Faraday's work laid the foundation for a major unification of the fundamental forces in physics. He also tried hard to prove a link between gravity and electricity. Although unsuccessful, he never relinquished the thought that it could be done. Why did he even want to? In this, Faraday can be seen as part of an entire history of scientific endeavour to understand the basic building blocks of matter, and the principles which govern them, as an ultimately simple whole.

The elegant formulation of the unification of electricity and magnetism (electromagnetism) was achieved by James Clerk Maxwell (1831-79). Another figure in the pantheon of Greats, Maxwell held the first professorship of experimental physics at Cambridge in 1871 and made valuable contributions to many areas of physics.

Maxwell explained light in terms of electric and magnetic fields. He demonstrated that a moving magnet induces electric current. When electric current flows, it induces magnetism. His equations showed that the interaction of electricity and magnetism produces waves that propagate through space. He recognised that these waves are light waves. Visible light is just one kind of electromagnetic wave.

On one side of the visible wave band (or spectrum) there are shorter wavelengths such as X-rays and ultraviolet. On the other side, longer wavelengths than visible light produce radio waves bringing us those wonderful interval talks that Old Spider never got to hear. Thinking about the true nature of light produced a controversy that has settled down in the last 100 years into an amiable imponderable.

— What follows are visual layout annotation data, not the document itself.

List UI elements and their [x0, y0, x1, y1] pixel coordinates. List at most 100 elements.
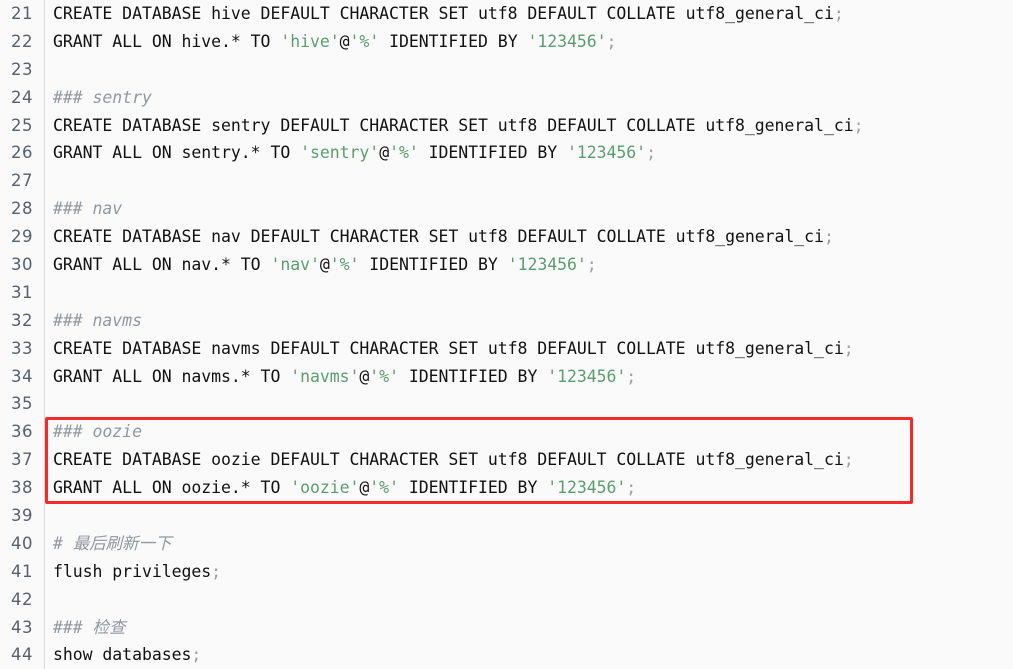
line-content: show databases; [53, 641, 201, 669]
code-token: ### navms [53, 310, 142, 330]
code-line[interactable]: 34 GRANT ALL ON navms.* TO 'navms'@'%' ID… [0, 363, 1013, 391]
code-line[interactable]: 35 [0, 390, 1013, 418]
code-line[interactable]: 44 show databases; [0, 641, 1013, 669]
code-token: '123456' [527, 31, 607, 51]
code-token: CREATE DATABASE hive DEFAULT CHARACTER S… [53, 4, 834, 23]
code-line[interactable]: 23 [0, 56, 1013, 84]
code-token: 最后刷新一下 [72, 533, 172, 553]
line-content: GRANT ALL ON oozie.* TO 'oozie'@'%' IDEN… [53, 474, 636, 502]
code-line[interactable]: 32 ### navms [0, 307, 1013, 335]
line-content: CREATE DATABASE sentry DEFAULT CHARACTER… [53, 112, 864, 140]
code-line[interactable]: 39 [0, 502, 1013, 530]
code-token: ### [53, 617, 93, 637]
code-line[interactable]: 22 GRANT ALL ON hive.* TO 'hive'@'%' IDEN… [0, 28, 1013, 56]
line-number: 32 [11, 310, 33, 330]
code-token: @ [319, 255, 330, 275]
line-number: 40 [11, 533, 33, 553]
line-content: ### oozie [53, 418, 142, 446]
code-line[interactable]: 30 GRANT ALL ON nav.* TO 'nav'@'%' IDENTI… [0, 251, 1013, 279]
code-token: IDENTIFIED BY [418, 143, 567, 163]
code-token: CREATE DATABASE navms DEFAULT CHARACTER … [53, 338, 844, 358]
line-number: 33 [11, 338, 33, 358]
code-line[interactable]: 38 GRANT ALL ON oozie.* TO 'oozie'@'%' ID… [0, 474, 1013, 502]
line-content: ### nav [53, 195, 122, 223]
line-content: CREATE DATABASE oozie DEFAULT CHARACTER … [53, 446, 854, 474]
code-token: ### oozie [53, 422, 142, 442]
code-token: GRANT ALL ON navms.* TO [53, 366, 291, 386]
code-line[interactable]: 40 # 最后刷新一下 [0, 530, 1013, 558]
code-token: @ [379, 143, 390, 163]
line-number: 25 [11, 115, 33, 135]
code-line[interactable]: 26 GRANT ALL ON sentry.* TO 'sentry'@'%' … [0, 139, 1013, 167]
code-line[interactable]: 28 ### nav [0, 195, 1013, 223]
line-number: 24 [11, 87, 33, 107]
code-line[interactable]: 42 [0, 586, 1013, 614]
code-token: show databases [53, 645, 192, 665]
line-content: ### navms [53, 307, 142, 335]
code-token: ; [646, 143, 656, 163]
code-line[interactable]: 29 CREATE DATABASE nav DEFAULT CHARACTER … [0, 223, 1013, 251]
line-number: 28 [11, 199, 33, 219]
code-line[interactable]: 31 [0, 279, 1013, 307]
code-token: 'navms' [290, 366, 360, 386]
code-token: IDENTIFIED BY [359, 255, 508, 275]
code-token: ### nav [53, 199, 123, 219]
code-token: ; [626, 478, 637, 498]
code-token: ### sentry [53, 87, 152, 107]
code-token: ; [843, 338, 854, 358]
line-content: CREATE DATABASE navms DEFAULT CHARACTER … [53, 335, 854, 363]
line-number: 29 [11, 227, 33, 247]
code-token: ; [626, 366, 637, 386]
line-number: 26 [11, 143, 33, 163]
line-number: 38 [11, 478, 33, 498]
line-content: ### sentry [53, 84, 152, 112]
code-line[interactable]: 24 ### sentry [0, 84, 1013, 112]
code-token: 'sentry' [300, 143, 380, 163]
line-number: 43 [11, 617, 33, 637]
code-token: GRANT ALL ON hive.* TO [53, 31, 281, 51]
code-token: ; [833, 4, 844, 23]
code-token: CREATE DATABASE sentry DEFAULT CHARACTER… [53, 115, 854, 135]
code-token: 检查 [92, 617, 126, 637]
code-line[interactable]: 25 CREATE DATABASE sentry DEFAULT CHARACT… [0, 112, 1013, 140]
line-number: 44 [11, 645, 33, 665]
code-line[interactable]: 43 ### 检查 [0, 614, 1013, 642]
code-line[interactable]: 37 CREATE DATABASE oozie DEFAULT CHARACTE… [0, 446, 1013, 474]
code-line[interactable]: 41 flush privileges; [0, 558, 1013, 586]
code-token: # [53, 533, 73, 553]
line-number: 21 [11, 4, 33, 23]
line-content: # 最后刷新一下 [53, 530, 172, 558]
code-token: '123456' [567, 143, 647, 163]
code-token: ; [606, 31, 617, 51]
line-number: 36 [11, 422, 33, 442]
code-token: '123456' [547, 366, 627, 386]
line-content: ### 检查 [53, 614, 126, 642]
code-token: '%' [329, 255, 360, 275]
line-number: 23 [11, 59, 33, 79]
code-line[interactable]: 21 CREATE DATABASE hive DEFAULT CHARACTER… [0, 0, 1013, 28]
code-token: GRANT ALL ON nav.* TO [53, 255, 271, 275]
code-viewer[interactable]: 21 CREATE DATABASE hive DEFAULT CHARACTER… [0, 0, 1013, 669]
code-line[interactable]: 27 [0, 167, 1013, 195]
code-token: '%' [369, 478, 399, 498]
line-content: CREATE DATABASE hive DEFAULT CHARACTER S… [53, 0, 844, 28]
line-content: GRANT ALL ON nav.* TO 'nav'@'%' IDENTIFI… [53, 251, 597, 279]
line-content: GRANT ALL ON hive.* TO 'hive'@'%' IDENTI… [53, 28, 616, 56]
code-token: 'oozie' [290, 478, 360, 498]
code-token: IDENTIFIED BY [379, 31, 528, 51]
code-token: GRANT ALL ON oozie.* TO [53, 478, 291, 498]
code-token: GRANT ALL ON sentry.* TO [53, 143, 301, 163]
code-token: ; [211, 561, 222, 581]
code-token: '123456' [547, 478, 627, 498]
code-token: flush privileges [53, 561, 212, 581]
code-token: @ [339, 31, 350, 51]
code-lines: 21 CREATE DATABASE hive DEFAULT CHARACTER… [0, 0, 1013, 669]
code-token: IDENTIFIED BY [398, 366, 548, 386]
code-line[interactable]: 33 CREATE DATABASE navms DEFAULT CHARACTE… [0, 335, 1013, 363]
code-line[interactable]: 36 ### oozie [0, 418, 1013, 446]
code-token: 'nav' [270, 255, 320, 275]
code-token: @ [359, 478, 370, 498]
line-number: 42 [11, 589, 33, 609]
code-token: 'hive' [280, 31, 340, 51]
line-content: CREATE DATABASE nav DEFAULT CHARACTER SE… [53, 223, 834, 251]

Paradoxical situations with light bothered a 16 year old German, Albert Einstein (1897-1955). The wedding between the equations of Newton and the equations of Maxwell produced mathematical tears before bed-time. It was obvious to most people that if the formulae needed to be modified, Newton's laws must remain intact; his unimpeachable stature would admit no challenge. Again, the Ockham's razor's glint lay in relinquishing cherished assumptions. Einstein recognised that even sacred cows cannot be milked for ever. Newton's laws would have to bend.